SayurStory’s meaningfulness is hard to capture if you just look at its social media, which is currently the most concrete archive which exists of its work. Even then, SayurStory reserves an internal Facebook group and other forms of communication where its members can speak freely, and share their gardening and cooking projects. Man Wei curates and directs conversation threads with the lightest of touches, encouraging SayurStory’s members to speak more about their relationships with certain plants back home, but to protect the privacy and ease of the women in the group, much will remain untold to the public. “Not all stories are meant to be shared, or are mine to share,” she elaborates, “Although it remains a dilemma for me: what to withhold, and what to curate for the public. But I always evaluate the intentions and also seek permission from the owners of these stories.” And that’s crucial, too: the point of SayurStory isn’t to be presentational or voyeuristic. Its ultimate goal isn’t to prove anything about migrant domestic workers to Singaporeans. It simply holds space for its members to tend not only to their gardens, but to their relationships with each other.
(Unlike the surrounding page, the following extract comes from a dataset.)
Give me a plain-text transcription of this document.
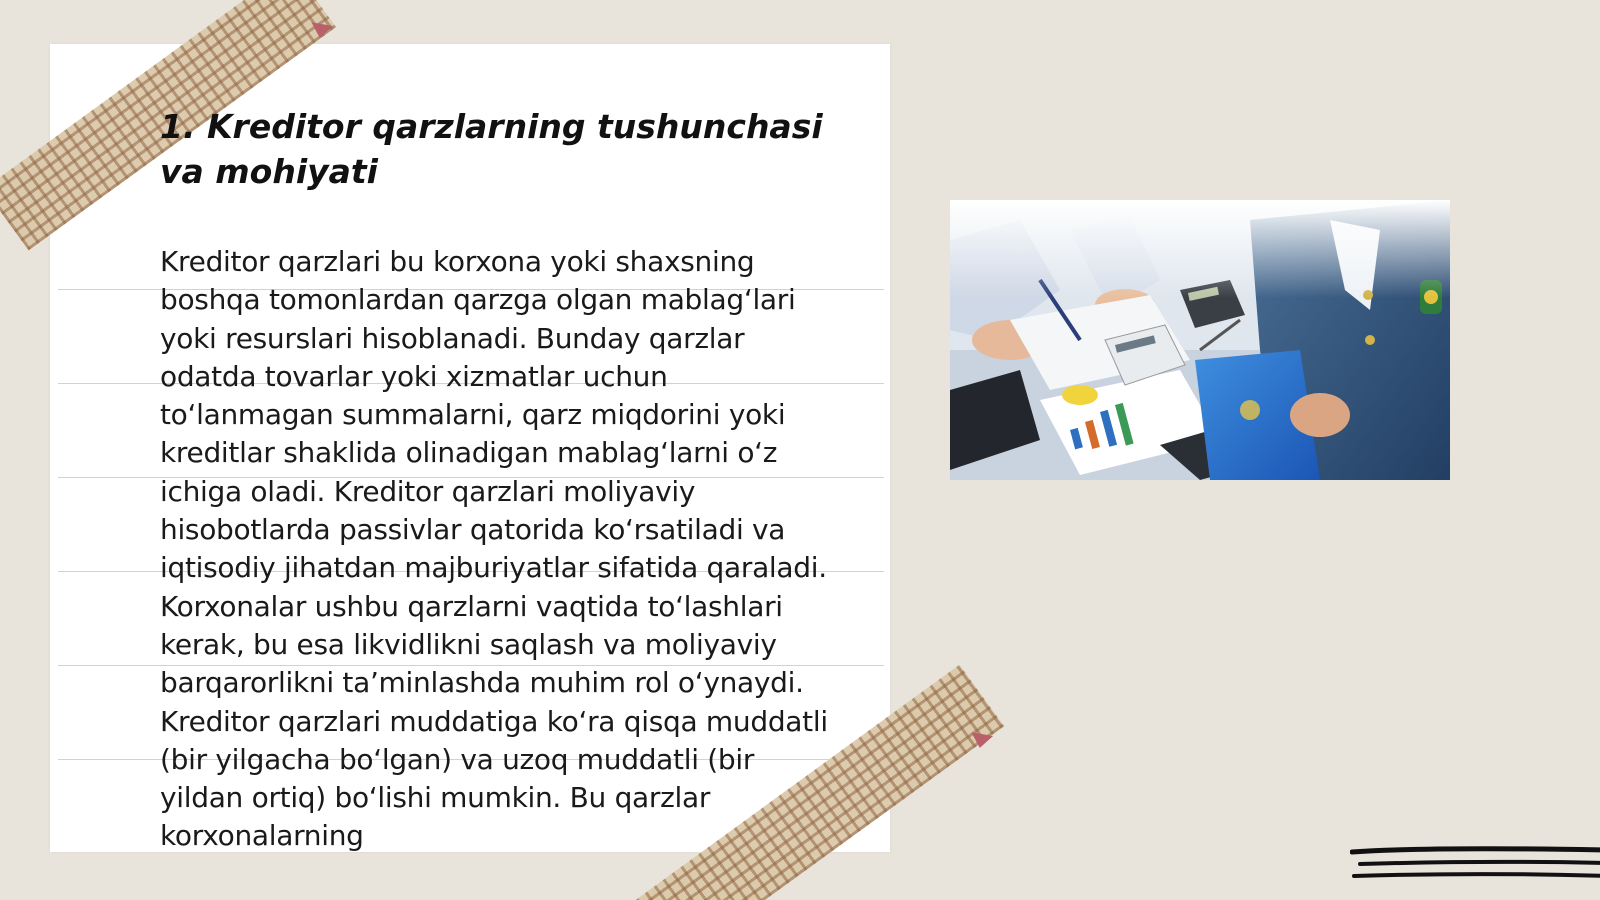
1. Kreditor qarzlarning tushunchasi va mohiyati

Kreditor qarzlari bu korxona yoki shaxsning boshqa tomonlardan qarzga olgan mablag‘lari yoki resurslari hisoblanadi. Bunday qarzlar odatda tovarlar yoki xizmatlar uchun to‘lanmagan summalarni, qarz miqdorini yoki kreditlar shaklida olinadigan mablag‘larni o‘z ichiga oladi. Kreditor qarzlari moliyaviy hisobotlarda passivlar qatorida ko‘rsatiladi va iqtisodiy jihatdan majburiyatlar sifatida qaraladi. Korxonalar ushbu qarzlarni vaqtida to‘lashlari kerak, bu esa likvidlikni saqlash va moliyaviy barqarorlikni ta’minlashda muhim rol o‘ynaydi. Kreditor qarzlari muddatiga ko‘ra qisqa muddatli (bir yilgacha bo‘lgan) va uzoq muddatli (bir yildan ortiq) bo‘lishi mumkin. Bu qarzlar korxonalarning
Most recently, SayurStory has been working on their community garden(s) nestled in the heartlands: they got their allotment plots in June, and are co-designing them with a small group of migrant domestic workers. Together, they have sowed seeds, transplanted cuttings from their homes, and talked to owners of neighbouring plots. Although the erratic weather and multiple safe-distancing regulations have made it challenging for ideal team-building and community-growing activities, they are still pushing forward. “We are learning to take things as we go, and experimenting with different notions and sizes of ‘community’,” Man Wei tells me. “We’re also finding support in our neighbours and nature itself—most of us are growing outdoors in Singapore for the first time—to care for our plot on days we are not on site. The whole project is very much experimental and we are just beginning to understand the site and its users, both existing and invited.” Next month, they have their first harvest of peanuts to look forward to, and, in about 3 months, some brinjals and chilis are coming, too.
SayurStory is necessarily prudent and watchful of its members’ needs. But it would be a mistake to take that as reticence: its ideas are unerringly bold, demonstrating limitless hope in its willingness to help make some things more visible; to elaborate and expand on how migrant domestic workers have navigated home and belonging, and to bolster these acts of survival. Migrant domestic workers have always had the ingenuity, imagination, resilience, to make a home in Singapore. They make our homes even as they create a home for themselves. But what SayurStory asks is: how can we make these homes—ours and theirs—one and the same: equally theirs, as it is ours?